Cette norme de croissance s'étend également à la culture numérique – qui ose contester la prolifération des applications, l'extension des réseaux sociaux ou le poids lourd d'un internet des objets? Il y a un sentiment d'inévitabilité au gonflement et à l'enflure de la culture numérique, d'autant plus qu'elle a donné à des millions de personnes un rôle censément créatif dans un patrimoine électronique en constante expansion. Dégonfler ce serait comme enlever notre liberté ou obscurcir notre héritage numérique.
Mais que se passe-t-il lorsque notre culture numérique débridée crée des responsabilités sociales imprévues ou des affrontements avec des valeurs sociales rivales? Dans les colonnes précédentes, nous avons décrit certaines des responsabilités sociales – en particulier, les coûts des résultats environnementaux négatifs payés par la société – qui ont accompagné l'expansion de la vie high-tech. Parmi ceux-ci figurent les émissions de carbone nocives liées à la consommation d'énergie associée au cloud computing, aux opérations réseau et à l'électronique; les distractions et les dangers de la communication mobile; et la quantité croissante de déchets électroniques, empoisonnant les terres, l'air et l'eau.
En ce qui concerne les valeurs sociales concurrentes, le challenger toujours aspirant a été la vie privée, exprimé comme un droit et valorisé comme une caractéristique de l'autonomie personnelle. Ces problèmes de confidentialité ont tendance à être faibles aux États-Unis, en raison des compromis intégrés avec les barons de données et les entreprises numériques. En comparaison, les États membres de l'Union européenne (UE) sont tenus par la législation sur la protection des données d'équilibrer les besoins d'information des gouvernements et des entreprises avec le droit de leurs citoyens de décider comment leurs données personnelles sont utilisées. La balance penche toujours vers les intérêts commerciaux, mais les garanties sont censées être assez fortes pour rassurer les citoyens qu'il est sûr de participer au marché de l'information numérique.
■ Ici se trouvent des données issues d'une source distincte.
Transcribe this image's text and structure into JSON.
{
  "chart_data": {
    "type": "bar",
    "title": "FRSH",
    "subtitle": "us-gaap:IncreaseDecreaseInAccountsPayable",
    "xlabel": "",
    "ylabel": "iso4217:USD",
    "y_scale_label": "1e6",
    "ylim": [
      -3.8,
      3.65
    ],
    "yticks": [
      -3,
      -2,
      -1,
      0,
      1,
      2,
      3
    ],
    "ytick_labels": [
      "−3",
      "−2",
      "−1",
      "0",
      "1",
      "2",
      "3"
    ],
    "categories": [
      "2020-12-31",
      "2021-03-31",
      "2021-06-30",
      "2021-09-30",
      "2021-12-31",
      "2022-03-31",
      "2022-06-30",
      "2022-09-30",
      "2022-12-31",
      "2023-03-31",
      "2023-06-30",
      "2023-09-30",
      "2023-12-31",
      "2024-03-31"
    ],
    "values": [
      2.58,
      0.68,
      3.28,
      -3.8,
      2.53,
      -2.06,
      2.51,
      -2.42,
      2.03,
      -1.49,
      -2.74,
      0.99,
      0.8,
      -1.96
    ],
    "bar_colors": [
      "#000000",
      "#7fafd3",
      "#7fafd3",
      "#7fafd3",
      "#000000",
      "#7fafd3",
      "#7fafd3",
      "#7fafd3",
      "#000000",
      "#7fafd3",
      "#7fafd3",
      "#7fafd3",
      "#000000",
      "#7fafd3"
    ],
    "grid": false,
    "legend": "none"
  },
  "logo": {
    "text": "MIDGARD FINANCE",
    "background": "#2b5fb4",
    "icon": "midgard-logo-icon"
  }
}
Mais, comme l'a montré Edward Snowden, ces protections se sont révélées être fausses. Nous savons maintenant que les compagnies de téléphone, les réseaux sociaux et les monopoles du cloud computing – les moteurs de la culture numérique – ont travaillé comme agents de première ligne pour la National Security Agency (NSA) et les agences d'espionnage en Europe via le programme Prism. tradition de longue date des Cinq Yeux, un traité sur le partage de renseignements entre le Royaume-Uni et ses anciennes colonies de colons blancs (Australie, Canada, Nouvelle-Zélande et États-Unis). À l'ère post-Snowden, la sensibilisation accrue à la surveillance omniprésente a donné lieu à de nouveaux efforts pour atténuer les invasions et poursuivre les violations de la vie privée. Le cryptage des smartphones et des paramètres de confidentialité renforcés dans les médias sociaux font partie de cette tendance, mais nous continuons d'avoir une foi apparemment inébranlable dans les normes de croissance de la culture numérique – plus c'est mieux.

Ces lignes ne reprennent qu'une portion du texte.